Wilkes may have had a financial incentive to cover up, Branchflower said. Wilkes did not respond to a voicemail left at her office Friday afternoon. [my emphasis]

As a reminder, when Frank Bailey called State Trooper Lieutenant Rodney Dial in February to pressure him about Wooten, Bailey mentioned "funny business" about a workers comp claim Wooten had submitted–basically that days after Wooten submitted the workers comp claim, he was caught on a snowmobile. Bailey also suggests that Wooten may have hid a pre-existing injury on his Trooper application.

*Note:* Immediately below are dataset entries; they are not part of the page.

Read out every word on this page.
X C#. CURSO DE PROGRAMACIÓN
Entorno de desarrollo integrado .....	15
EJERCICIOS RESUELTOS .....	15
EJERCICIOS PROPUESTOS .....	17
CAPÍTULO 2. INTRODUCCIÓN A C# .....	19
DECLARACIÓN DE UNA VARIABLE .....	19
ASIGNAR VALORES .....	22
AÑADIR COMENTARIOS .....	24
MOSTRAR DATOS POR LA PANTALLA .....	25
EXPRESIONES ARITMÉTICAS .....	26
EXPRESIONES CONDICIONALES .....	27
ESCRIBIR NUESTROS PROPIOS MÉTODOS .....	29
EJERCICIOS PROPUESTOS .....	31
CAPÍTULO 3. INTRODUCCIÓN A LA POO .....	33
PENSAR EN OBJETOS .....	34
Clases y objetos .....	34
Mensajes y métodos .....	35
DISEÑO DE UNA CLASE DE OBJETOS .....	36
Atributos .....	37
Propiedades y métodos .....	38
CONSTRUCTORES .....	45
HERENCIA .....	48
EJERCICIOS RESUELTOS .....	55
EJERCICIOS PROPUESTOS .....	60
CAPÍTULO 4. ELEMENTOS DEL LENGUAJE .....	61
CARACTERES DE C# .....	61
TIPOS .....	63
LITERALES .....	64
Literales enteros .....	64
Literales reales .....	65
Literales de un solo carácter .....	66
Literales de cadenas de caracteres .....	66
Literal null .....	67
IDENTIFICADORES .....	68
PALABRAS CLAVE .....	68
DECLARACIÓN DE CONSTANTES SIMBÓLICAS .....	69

It sounds like someone from the Governor’s office called the workers comp contractor, Murlene Wilkes, gave her this information, and pushed her to deny the coverage on that basis. Wilkes refused to deny the claim. But when Wilkes spoke with Branchflower, she said the Governor’s office had not pressured her. [Update: Andrew Halcro has some on this.]

And Branchflower says, "Wilkes may have had a financial incentive to cover up." Sure, it may just be that Wilkes didn’t want to lose the contract with the state, and so didn’t admit the pressure to Branchflower. Branchflower may just mean that Wilkes decided, on her own, not to piss off Sarah Palin.

But it sure makes you wonder whether someone made the threat of losing the contract explicit.